1794169 – All routes, including route for OpenShift Console become unavailable for long time during z-stream upgrade [openshift-4.2.z]

Bug 1794169 - All routes, including route for OpenShift Console become unavailable for long time during z-stream upgrade [openshift-4.2.z]

Summary: All routes, including route for OpenShift Console become unavailable for long...

Keywords:
Status:	CLOSED DUPLICATE of bug 1809667
Alias:	None
Product:	OpenShift Container Platform
Classification:	Red Hat
Component:	Networking
Sub Component:
Version:	4.2.z
Hardware:	Unspecified
OS:	Unspecified
Priority:	medium
Severity:	high
Target Milestone:	---
Target Release:	4.4.0
Assignee:	Dan Mace
QA Contact:	Hongan Li
Docs Contact:
URL:
Whiteboard:
Depends On:	1785457 1809667
Blocks:
TreeView+	depends on / blocked

Reported:	2020-01-22 19:59 UTC by Tejas Parikh
Modified:	2024-12-20 18:58 UTC (History)
CC List:	23 users (show)
Fixed In Version:
Doc Type:	If docs needed, set a value
Doc Text:
Clone Of:
Environment:	ClusterID: 0e802cc2-596f-4bac-b848-8f8c84c8eb9e Cluster URL: https://cloud.redhat.com/openshift/details/19rfif7gh0koji6h7q8c8q7id9i9puup
Last Closed:	2020-03-06 14:19:26 UTC
Target Upstream Version:
Embargoed:

Attachments	(Terms of Use)
Cluster Upgrade 3scale downtime (292.58 KB, image/png) 2020-02-10 14:43 UTC, David Ffrench	no flags	Details
Cluster Upgrade AMQ Online downtime (91.69 KB, image/png) 2020-02-10 14:44 UTC, David Ffrench	no flags	Details
openshift-ingress namespace events 12:04 (342.23 KB, image/png) 2020-02-10 14:45 UTC, David Ffrench	no flags	Details
openshift-ingress namespace events 12:11 (384.05 KB, image/png) 2020-02-10 14:46 UTC, David Ffrench	no flags	Details
View All

Description Tejas Parikh 2020-01-22 19:59:06 UTC

Description of problem:

OpenShift Console becomes unavailable for long time (~30 minutes) during z-stream upgrade of OpenShift Dedicated cluster with 44 nodes (6 master, 2 infra, 36 compute).

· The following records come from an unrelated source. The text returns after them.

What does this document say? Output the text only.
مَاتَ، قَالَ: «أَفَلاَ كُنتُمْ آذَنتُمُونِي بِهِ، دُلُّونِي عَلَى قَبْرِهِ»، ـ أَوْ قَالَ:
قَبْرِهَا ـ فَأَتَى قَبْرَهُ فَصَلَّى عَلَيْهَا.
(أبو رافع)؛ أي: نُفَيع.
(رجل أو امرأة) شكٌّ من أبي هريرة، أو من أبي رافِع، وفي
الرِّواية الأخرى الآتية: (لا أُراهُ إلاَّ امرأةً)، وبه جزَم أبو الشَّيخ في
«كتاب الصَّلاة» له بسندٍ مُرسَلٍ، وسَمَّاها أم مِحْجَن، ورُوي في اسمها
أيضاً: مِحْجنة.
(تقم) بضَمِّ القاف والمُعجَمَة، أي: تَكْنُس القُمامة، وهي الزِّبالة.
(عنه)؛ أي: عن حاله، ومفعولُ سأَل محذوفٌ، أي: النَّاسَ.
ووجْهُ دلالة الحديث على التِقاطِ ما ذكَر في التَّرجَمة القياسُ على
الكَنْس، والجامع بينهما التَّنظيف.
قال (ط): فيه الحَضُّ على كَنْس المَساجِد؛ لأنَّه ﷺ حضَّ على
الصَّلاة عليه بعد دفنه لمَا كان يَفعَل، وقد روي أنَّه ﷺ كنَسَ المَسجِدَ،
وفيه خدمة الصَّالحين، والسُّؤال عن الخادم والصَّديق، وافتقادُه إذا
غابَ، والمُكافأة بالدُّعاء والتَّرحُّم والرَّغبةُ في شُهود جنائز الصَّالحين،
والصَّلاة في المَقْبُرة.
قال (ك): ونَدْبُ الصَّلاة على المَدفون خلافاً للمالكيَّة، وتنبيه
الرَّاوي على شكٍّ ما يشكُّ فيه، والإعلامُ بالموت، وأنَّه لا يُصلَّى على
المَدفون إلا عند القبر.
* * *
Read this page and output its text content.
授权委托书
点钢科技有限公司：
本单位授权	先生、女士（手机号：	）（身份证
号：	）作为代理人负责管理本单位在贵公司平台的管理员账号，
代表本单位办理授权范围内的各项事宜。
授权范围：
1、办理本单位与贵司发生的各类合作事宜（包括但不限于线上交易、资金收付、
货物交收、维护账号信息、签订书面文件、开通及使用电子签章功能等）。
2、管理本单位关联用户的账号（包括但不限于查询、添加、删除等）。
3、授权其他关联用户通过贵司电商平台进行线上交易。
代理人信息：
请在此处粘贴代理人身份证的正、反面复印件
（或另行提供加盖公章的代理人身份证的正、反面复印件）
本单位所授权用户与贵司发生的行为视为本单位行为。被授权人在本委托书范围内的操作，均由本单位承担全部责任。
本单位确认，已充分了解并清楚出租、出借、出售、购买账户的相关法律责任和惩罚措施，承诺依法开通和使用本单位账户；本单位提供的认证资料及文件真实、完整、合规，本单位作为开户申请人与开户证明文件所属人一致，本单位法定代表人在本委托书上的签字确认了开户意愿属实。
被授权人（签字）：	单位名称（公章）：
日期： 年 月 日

Version-Release number of selected component (if applicable):

OCP 4.2.12

How reproducible:


Steps to Reproduce:
1. Setup a OCP cluster with 44 nodes.
2. Start z-stream upgrade.
3. Try accessing cluster console during the upgrade process.

Actual results:

Cluster console is unavailable for ~30 minutes.

Expected results:

Cluster console should be accessible during cluster upgrade.

Additional info:

Without cluster console access, we cannot get cli tokens for OpenShift.

Comment 1 bpeterse 2020-01-27 20:09:13 UTC

Can you provide further information on this?  For example, what is the reporting from Console Operator, Authentication Operator or Ingress Operator?  Is there any information from the Console Pod log?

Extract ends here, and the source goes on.